Now at the other end of the scale are sitting the exact opposite, who enjoy risk-taking and relish it, going for adventures of all sorts, mostly very dangerous and doing it for the sake of glory, sheer thrill, sense of achievement and so on and so forth.  

And apart from those extremely challenging and dangerous adventures such as mountain-climbing, there are other equally dangerous and at the same time immensely foolish ones too that some of our friends at the other extreme end of the scale tend to go for. To keep it short, I will site only a couple here. But then before going any further; ‘isn’t there a degree of foolishness attached to all extreme types of adventure and sport, anyway?’

Poking one’s head into the cavernous mouth lined with razor-sharp, sawtooth-like dental armour of a fifteen-foot alligator is one, for example.

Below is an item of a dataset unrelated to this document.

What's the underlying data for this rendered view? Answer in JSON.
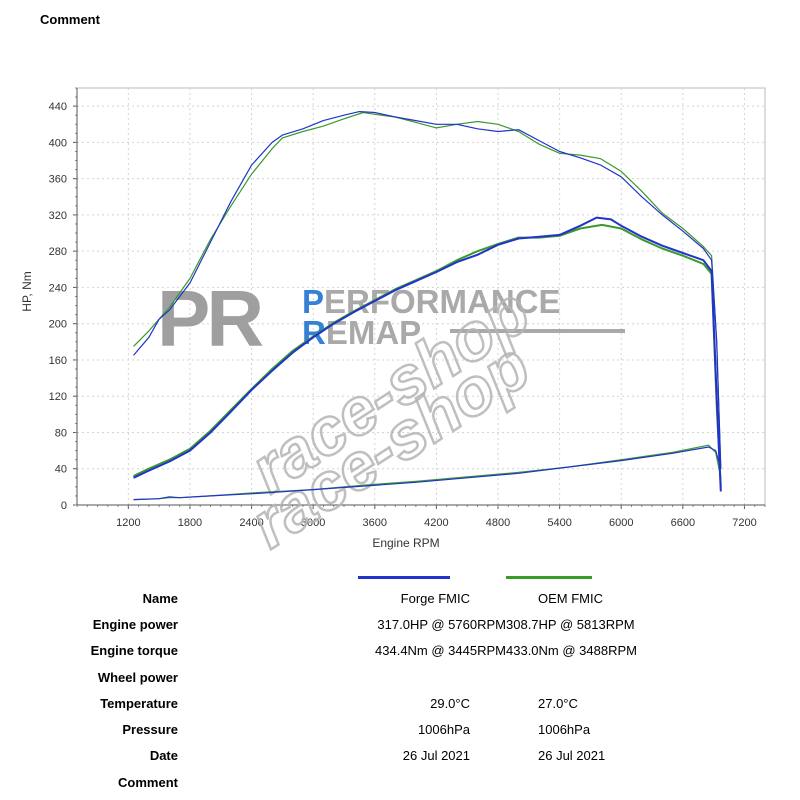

This present-day descendant of the dinosaurs that roamed the earth millions of years ago, is said to have only a tiny brain even after all those eons that have passed by, and it’s more like a chancy game of Russian roulette, when or whether the creature decides to shut its snout with a human neck inside it for chewing at leisure. 

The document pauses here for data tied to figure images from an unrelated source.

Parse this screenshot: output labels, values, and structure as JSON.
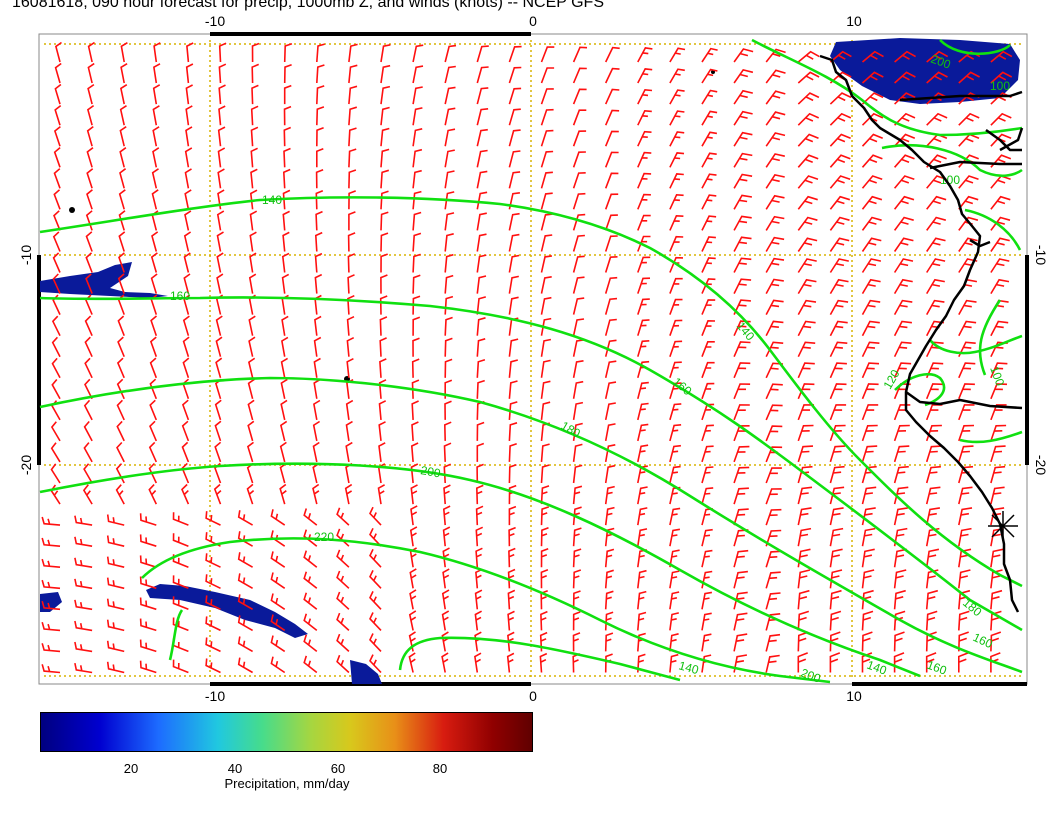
{
  "title": "16081618, 090 hour forecast for precip, 1000mb Z, and winds (knots) -- NCEP GFS",
  "axes": {
    "x_ticks": [
      "-10",
      "0",
      "10"
    ],
    "y_ticks": [
      "-10",
      "-20"
    ]
  },
  "contour_labels": [
    "140",
    "160",
    "140",
    "160",
    "180",
    "200",
    "220",
    "140",
    "160",
    "180",
    "200",
    "140",
    "160",
    "200",
    "100",
    "120",
    "100",
    "100"
  ],
  "colorbar": {
    "ticks": [
      "20",
      "40",
      "60",
      "80"
    ],
    "label": "Precipitation, mm/day"
  },
  "colors": {
    "wind_barbs": "#ff1010",
    "contours": "#10e010",
    "precip": "#0a1a9a",
    "grid": "#d8b400",
    "coast": "#000000"
  }
}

And then we have some, who, adequately emboldened by alcohol and apparently empowered by those ‘Ali manthara’ dare challenge a wild elephant that is peacefully chomping away on a leafy branch in a patch of jungle. In spite of being called gentle giants and quite correctly so, they too like us the humans don’t take it lightly, when someone tries to invade their personal space. And unfortunately, those who dared to do so, didn’t live to tell the rest of the tale, as far as I know. 

Now, this particular form of adventure could be more or less limited and quite unique to, Sri Lanka only.  And then I am not sure whether this kind of sheer stupidity should be called an adventure at all, other than that it is plain suicide. However, according to the ‘Oxford English Dictionary’ an adventure is; ‘An unusual and exciting or daring experience, Excitement associated with danger or taking of risks, A reckless or potentially hazardous action or enterprise’ etc. So, it, nevertheless, is adventure too, of some kind.

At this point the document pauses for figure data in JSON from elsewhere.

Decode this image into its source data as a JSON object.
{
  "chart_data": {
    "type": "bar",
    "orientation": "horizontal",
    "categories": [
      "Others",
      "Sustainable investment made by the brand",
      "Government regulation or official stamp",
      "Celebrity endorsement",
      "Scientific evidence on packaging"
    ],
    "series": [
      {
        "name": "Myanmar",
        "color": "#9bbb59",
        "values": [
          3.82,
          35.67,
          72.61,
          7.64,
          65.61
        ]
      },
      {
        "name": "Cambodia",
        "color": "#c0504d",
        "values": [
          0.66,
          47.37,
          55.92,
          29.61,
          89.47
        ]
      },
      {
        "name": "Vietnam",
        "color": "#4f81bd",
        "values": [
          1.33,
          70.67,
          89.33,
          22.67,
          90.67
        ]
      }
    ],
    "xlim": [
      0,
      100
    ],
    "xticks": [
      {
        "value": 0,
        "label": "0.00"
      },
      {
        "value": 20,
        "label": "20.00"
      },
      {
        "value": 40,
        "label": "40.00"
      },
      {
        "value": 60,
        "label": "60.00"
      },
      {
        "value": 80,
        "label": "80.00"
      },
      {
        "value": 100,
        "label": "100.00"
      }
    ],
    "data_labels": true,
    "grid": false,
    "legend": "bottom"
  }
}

Anyway, engaging in true adventure is no doubt challenging and once accomplished, can be very exhilarating too. To the person, who wins in the end beating all odds, I am sure it brings a great sense of achievement and fulfillment, a magical sensation of unburdening a weight that he/she had carried so long.

And before I leave, must I say for myself that I am somewhere in the middle of that scale or should I honestly admit that actually it is now far more to the left than to the right? Yes. Years have taken their toll and they did teach me a few lessons too!

Now this brief article wouldn’t be complete without a mention of a very special kind of an adventure, which is the political adventure. And particularly, in our land like no other, it is one adventure that still guarantees a victory in the end, if not glory. Isn’t a hefty pension after just five years of idling in Diyawanna environs along with ample real estate and other forms of wealth acquired and accumulated during that state-paid vacation, enough, whether one wins or loses, at the end of one’s adventurous tenure, so to speak?